As America prepares to celebrate its 250th birthday, a museum exhibit in Portsmouth is looking back to the early days of the Revolution — through the eyes of everyday people.
Before Portsmouth was a hotbed of patriotism, it was the colonial capital of New Hampshire. And loyalties in the city were evolving, says Emma Stratton, executive director of the Portsmouth Historical Society.
That was the inspiration for the society's exhibit, Revolutionary Portsmouth, at the John Paul Jones House, a historic home where the Revolutionary War hero once stayed.
The exhibit highlights the sometimes clashing viewpoints that co-existed in Portsmouth in the run-up to 1776, notably the emerging sides of patriot vs. loyalist.
“What that looks like is understanding the multiple perspectives that existed in Portsmouth during that time: Patriot, loyalist, the experience of people of color, of women, of all different groups that were living here and trying to understand what life was like in very divisive times 250 years ago, which has a lot of parallels to the divisive times we live in today,” Stratton said.
Divided loyalties
Stratton says research indicates one third of the public at the time had patriotic sympathies, one third were loyalists, and one third were neutral in the conflict.
John Paul Jones was decidedly not neutral: He hated the British. It’s his legacy that led to the house on State Street being saved by the Portsmouth Historical Society, which has run it as a museum since 1920.
The house was built in 1758 for Capt. Gregory Purcell. Jones stayed there in 1777, when it was operating as a boarding house. At that time, his ship the USS Ranger was being worked on at the Portsmouth shipyard.
Jones is known as the father of the American Navy.
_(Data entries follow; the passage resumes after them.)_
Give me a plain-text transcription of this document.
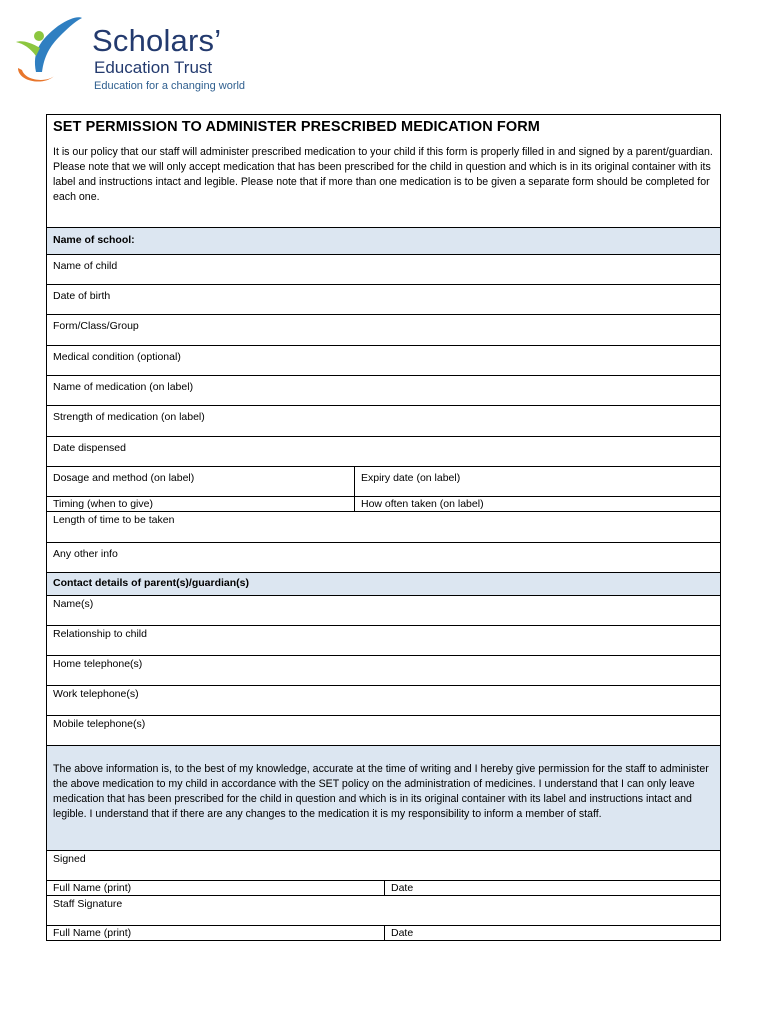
Scholars’
Education Trust
Education for a changing world
SET PERMISSION TO ADMINISTER PRESCRIBED MEDICATION FORM

It is our policy that our staff will administer prescribed medication to your child if this form is properly filled in and signed by a parent/guardian. Please note that we will only accept medication that has been prescribed for the child in question and which is in its original container with its label and instructions intact and legible. Please note that if more than one medication is to be given a separate form should be completed for each one.

Name of school:
Name of child
Date of birth
Form/Class/Group
Medical condition (optional)
Name of medication (on label)
Strength of medication (on label)
Date dispensed
Dosage and method (on label)	Expiry date (on label)
Timing (when to give)	How often taken (on label)
Length of time to be taken
Any other info
Contact details of parent(s)/guardian(s)
Name(s)
Relationship to child
Home telephone(s)
Work telephone(s)
Mobile telephone(s)

The above information is, to the best of my knowledge, accurate at the time of writing and I hereby give permission for the staff to administer the above medication to my child in accordance with the SET policy on the administration of medicines. I understand that I can only leave medication that has been prescribed for the child in question and which is in its original container with its label and instructions intact and legible. I understand that if there are any changes to the medication it is my responsibility to inform a member of staff.

Signed
Full Name (print)	Date
Staff Signature
Full Name (print)	Date
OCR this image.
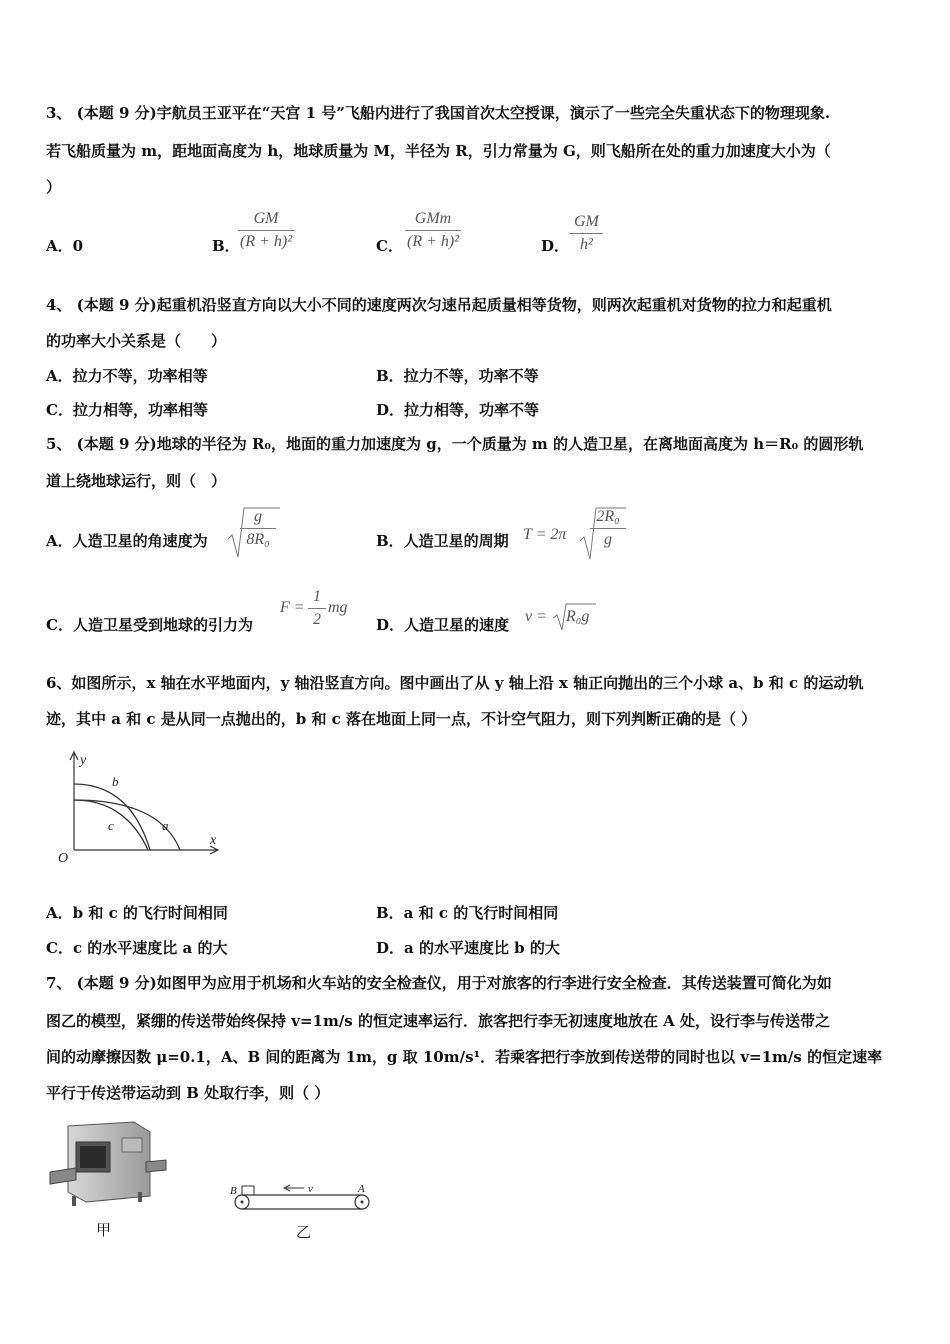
3、 (本题 9 分)宇航员王亚平在“天宫 1 号”飞船内进行了我国首次太空授课，演示了一些完全失重状态下的物理现象.
若飞船质量为 m，距地面高度为 h，地球质量为 M，半径为 R，引力常量为 G，则飞船所在处的重力加速度大小为（
）
A．0	B．
GM
(R + h)²	C．
GMm
(R + h)²	D．
GM
h²
4、 (本题 9 分)起重机沿竖直方向以大小不同的速度两次匀速吊起质量相等货物，则两次起重机对货物的拉力和起重机
的功率大小关系是（　　）
A．拉力不等，功率相等	B．拉力不等，功率不等
C．拉力相等，功率相等	D．拉力相等，功率不等
5、 (本题 9 分)地球的半径为 R₀，地面的重力加速度为 g，一个质量为 m 的人造卫星，在离地面高度为 h＝R₀ 的圆形轨
道上绕地球运行，则（　）
A．人造卫星的角速度为
g
8R₀	B．人造卫星的周期 T = 2π
2R₀
g
C．人造卫星受到地球的引力为
F =
1
2
mg
D．人造卫星的速度 v = R₀g
6、如图所示，x 轴在水平地面内，y 轴沿竖直方向。图中画出了从 y 轴上沿 x 轴正向抛出的三个小球 a、b 和 c 的运动轨
迹，其中 a 和 c 是从同一点抛出的，b 和 c 落在地面上同一点，不计空气阻力，则下列判断正确的是（ ）
y
x
O
b
a
c
A．b 和 c 的飞行时间相同	B．a 和 c 的飞行时间相同
C．c 的水平速度比 a 的大	D．a 的水平速度比 b 的大
7、 (本题 9 分)如图甲为应用于机场和火车站的安全检查仪，用于对旅客的行李进行安全检查．其传送装置可简化为如
图乙的模型，紧绷的传送带始终保持 v=1m/s 的恒定速率运行．旅客把行李无初速度地放在 A 处，设行李与传送带之
间的动摩擦因数 μ=0.1，A、B 间的距离为 1m，g 取 10m/s¹．若乘客把行李放到传送带的同时也以 v=1m/s 的恒定速率
平行于传送带运动到 B 处取行李，则（ ）
甲
B	A
v
乙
He is celebrated for his cry in a 1779 battle: “I have not yet begun to fight!”
That quote is featured on artwork at the house, and Jones appears on some collectibles on display from the bicentennial — from an Old Spice cologne bottle to a ceramic jug.
Besides the pursuit of liberty in 1776, the exhibit explores how the Revolution was remembered at the centennial in 1876 and again during the bicentennial in 1976. During each of those anniversaries, Stratton says there was a surge in interest in Jones.
Tori Simpson Tucker, who worked the front desk at the John Paul Jones House during a recent visit, pointed out the exhibit showcases items owned by people of the Revolutionary War era who had different viewpoints.
Items in the collection include part of a wedding china set, a surveyor’s compass, wallets, a small sword, watch and pendant, and tea cups and saucers associated with loyalty to the crown, and a punch bowl more fitting for a gathering of the Sons of Liberty.
“We’re really focusing on the perspectives of the people that lived through that history,” Simpson Tucker said. “And it was a very fraught time politically then, and I think mirrors a very fraught political environment now.”